Strandmüllboxen auf Erfolgskurs

Strandmüllbox im Nationalpark. Foto: Jan Weinbecker

Strandmüllboxen auf Erfolgskurs

Begonnen hat alles im Jahre 2013 mit einer Initiative auf den Inseln Langeoog und Juist zur Eindämmung des Meeresmülls. Vielen Strandspaziergänger*innen waren Dosen, Flaschen, Kanister, Netzreste und vieles andere an Müll, der regelmäßig am Strand zu finden ist, schon immer ein Dorn im Auge. Der Müll wurde eingesammelt und mitgenommen. Doch wohin damit? Manche Müllteile sind ganz schön schwer oder sperrig. So wurde der Meeresmüll meist bis zum nächsten Dünenübergang, bis zum nächsten Schild mitgeschleppt, in der Hoffnung, dass er dort von Mitarbeiter*innen der Gemeinde entdeckt und entsorgt wird. Mit der Folge, dass der Müll häufig wieder verwehte, weggeschwemmt wurde oder einsandete.

Um diesen Missstand zu beseitigen und das Engagement der fleißigen Müllsammler zu unterstützen, wurden in einer Gemeinschaftsaktion der beiden Inselgemeinden und der Nationalparkverwaltung an den Dünenübergängen einfache Gitterboxen aufgestellt, in denen Strandwanderer den Müll gesichert und sichtbar loswerden konnten. Das Konzept war so einfach und überzeugend, dass schon innerhalb der nächsten zwei Jahre auch die anderen fünf ostfriesischen Inseln die Strandmüllboxen einführten. Anfragen der Gemeinde Butjadingen und sogar aus Schleswig-Holstein schlossen sich an.

Im Juni 2017 wurden nun, pünktlich zum Ferienbeginn, vier weitere Küstenbadeorte Projektpartner und mit Strandmüllboxen versorgt: Dangast, das Wangerland mit Horumersiel und Schillig, Harlesiel und Bensersiel.

Die Finanzierung der Strandmüllboxen übernimmt seit dem Projektstart die Nationalparkverwaltung, die Entsorgung der Boxen wurde und wird dankenswerterweise durch die Kommunen und Landkreise sichergestellt. Die Frage nach der Zuständigkeit – wem gehört der Müll? wer muss die Entsorgung bezahlen? – trat in den Hintergrund zugunsten einer gemeinsamen, solidarisch finanzierten und organisierten Lösung.

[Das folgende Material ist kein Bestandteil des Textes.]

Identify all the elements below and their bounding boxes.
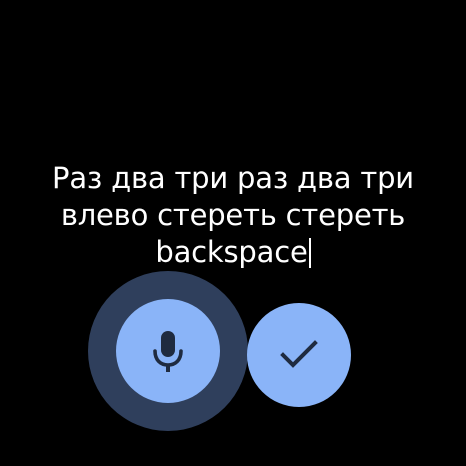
- transcript-text[interactable]: Раз два три раз два три влево стереть ст…: [20, 160, 446, 271]
- voice-input-screen: Раз два три раз два три влево стереть ст…: [0, 0, 466, 466]
- microphone-button[interactable]: [116, 299, 220, 403]
- transcript-line-1: Раз два три раз два три: [52, 161, 414, 195]
- confirm-button[interactable]: [247, 303, 351, 407]
- text-cursor: [308, 238, 311, 268]
- transcript-line-3-wrapper: backspace: [20, 234, 446, 271]
- transcript-line-2: влево стереть стереть: [60, 198, 406, 232]
- transcript-line-3: backspace: [155, 235, 308, 269]
- checkmark-icon: [278, 338, 320, 372]
- microphone-icon: [148, 327, 188, 375]
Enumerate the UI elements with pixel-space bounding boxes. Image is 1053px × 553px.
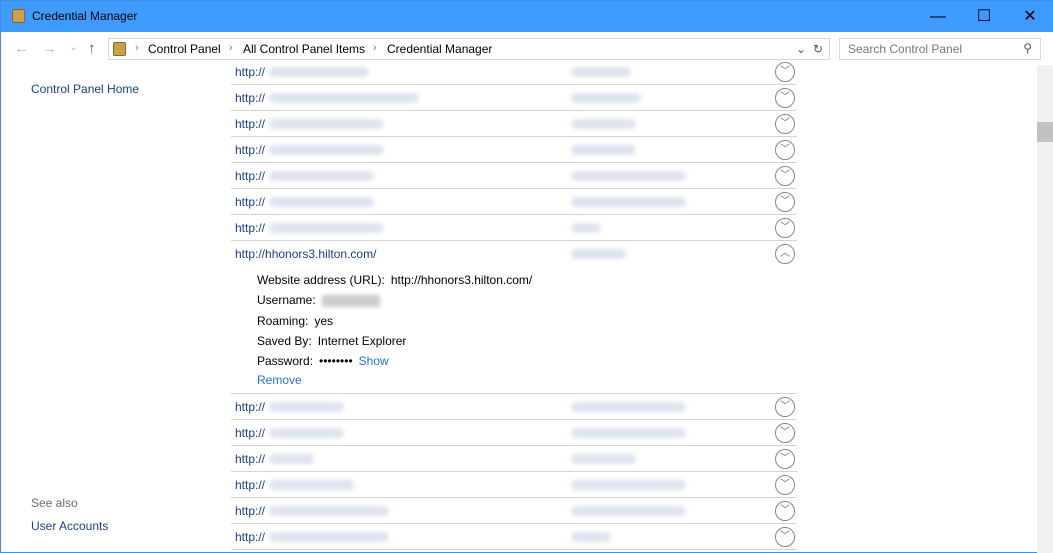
chevron-down-icon[interactable]: ﹀ — [775, 88, 795, 108]
chevron-right-icon: › — [229, 42, 233, 54]
address-dropdown-button[interactable]: ⌄ — [796, 42, 806, 56]
credential-row[interactable]: http://﹀ — [231, 394, 797, 420]
credential-manager-icon — [113, 42, 126, 56]
breadcrumb-all-items[interactable]: All Control Panel Items — [243, 42, 365, 56]
credential-row[interactable]: http://﹀ — [231, 420, 797, 446]
remove-link[interactable]: Remove — [257, 373, 302, 387]
credential-row[interactable]: http://﹀ — [231, 85, 797, 111]
see-also-heading: See also — [31, 496, 78, 510]
address-bar[interactable]: › Control Panel › All Control Panel Item… — [108, 38, 830, 60]
chevron-down-icon[interactable]: ﹀ — [775, 140, 795, 160]
user-accounts-link[interactable]: User Accounts — [31, 519, 108, 533]
chevron-down-icon[interactable]: ﹀ — [775, 397, 795, 417]
search-placeholder: Search Control Panel — [848, 42, 963, 56]
chevron-down-icon[interactable]: ﹀ — [775, 449, 795, 469]
chevron-down-icon[interactable]: ﹀ — [775, 218, 795, 238]
chevron-right-icon: › — [373, 42, 377, 54]
chevron-down-icon[interactable]: ﹀ — [775, 114, 795, 134]
chevron-down-icon[interactable]: ﹀ — [775, 423, 795, 443]
credential-row[interactable]: http://﹀ — [231, 472, 797, 498]
search-input[interactable]: Search Control Panel ⚲ — [839, 38, 1041, 60]
control-panel-home-link[interactable]: Control Panel Home — [31, 82, 139, 96]
chevron-down-icon[interactable]: ﹀ — [775, 501, 795, 521]
credential-row[interactable]: http://﹀ — [231, 111, 797, 137]
credential-url[interactable]: http://hhonors3.hilton.com/ — [235, 247, 376, 261]
window-title: Credential Manager — [32, 9, 138, 23]
maximize-button[interactable]: ☐ — [961, 1, 1007, 32]
scrollbar-thumb[interactable] — [1037, 122, 1053, 142]
credential-row[interactable]: http://﹀ — [231, 189, 797, 215]
chevron-right-icon: › — [135, 42, 139, 54]
credential-row[interactable]: http://﹀ — [231, 163, 797, 189]
credential-row[interactable]: http://﹀ — [231, 137, 797, 163]
up-button[interactable]: ↑ — [88, 40, 96, 57]
credential-row[interactable]: http://﹀ — [231, 498, 797, 524]
website-address: Website address (URL): http://hhonors3.hi… — [257, 273, 533, 287]
forward-button[interactable]: → — [42, 40, 57, 57]
title-bar: Credential Manager — ☐ ✕ — [1, 1, 1053, 32]
credential-manager-icon — [12, 9, 25, 23]
chevron-down-icon[interactable]: ﹀ — [775, 62, 795, 82]
search-icon[interactable]: ⚲ — [1023, 41, 1032, 55]
credential-row-expanded: http://hhonors3.hilton.com/ ︿ Website ad… — [231, 241, 797, 394]
chevron-down-icon[interactable]: ﹀ — [775, 475, 795, 495]
breadcrumb-credential-manager[interactable]: Credential Manager — [387, 42, 492, 56]
show-password-link[interactable]: Show — [359, 354, 389, 368]
minimize-button[interactable]: — — [915, 1, 961, 32]
username: Username: — [257, 293, 380, 307]
password: Password: •••••••• Show — [257, 354, 389, 368]
saved-by: Saved By: Internet Explorer — [257, 334, 407, 348]
breadcrumb-control-panel[interactable]: Control Panel — [148, 42, 221, 56]
credential-row[interactable]: http://﹀ — [231, 215, 797, 241]
chevron-down-icon[interactable]: ﹀ — [775, 166, 795, 186]
credential-row[interactable]: http://﹀ — [231, 446, 797, 472]
chevron-down-icon[interactable]: ﹀ — [775, 192, 795, 212]
chevron-up-icon[interactable]: ︿ — [775, 244, 795, 264]
refresh-button[interactable]: ↻ — [813, 42, 823, 56]
chevron-down-icon[interactable]: ﹀ — [775, 527, 795, 547]
roaming: Roaming: yes — [257, 314, 334, 328]
credential-row[interactable]: http://﹀ — [231, 524, 797, 550]
close-button[interactable]: ✕ — [1007, 1, 1053, 32]
recent-locations-button[interactable]: ⌄ — [69, 40, 78, 53]
credential-list: http://﹀ http://﹀ http://﹀ http://﹀ http… — [231, 59, 797, 550]
back-button[interactable]: ← — [14, 40, 29, 57]
credential-row[interactable]: http://﹀ — [231, 59, 797, 85]
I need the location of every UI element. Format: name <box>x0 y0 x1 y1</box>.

Damit sind neben allen ostfriesischen Inseln nun auch an immer mehr Stränden entlang der niedersächsischen Küste die wertvollen Helfer beim Kampf für die Entmüllung der Strände und Küsten im Einsatz. Wichtig ist, dass die Boxen tatsächlich für die Entsorgung von angeschwemmtem Meeresmüll genutzt werden und nicht als normaler Mülleimer. Die Nationalparkverwaltung hofft, dass dies auch an der Küste funktioniert, wo die Strandmüllboxen überwiegend im Nahbereich der Hauptstrände stehen. Erste Erfahrungen zeigen, dass an einigen Strandabschnitten noch viel Müll aus dem normalen Strand- und Badebetrieb in den Strandmüllboxen landet. Hier wird geprüft, ob dort die Boxen besser nur in den Frühjahrs- und Herbstmonaten aufgestellt werden, wenn ohnehin mehr Müll aus dem Meer am Strand ankommt und weniger normaler Strandbetrieb herrscht. Aber trotz einiger offenen Fragen - einen Versuch auch an der Küste ist es allemal wert.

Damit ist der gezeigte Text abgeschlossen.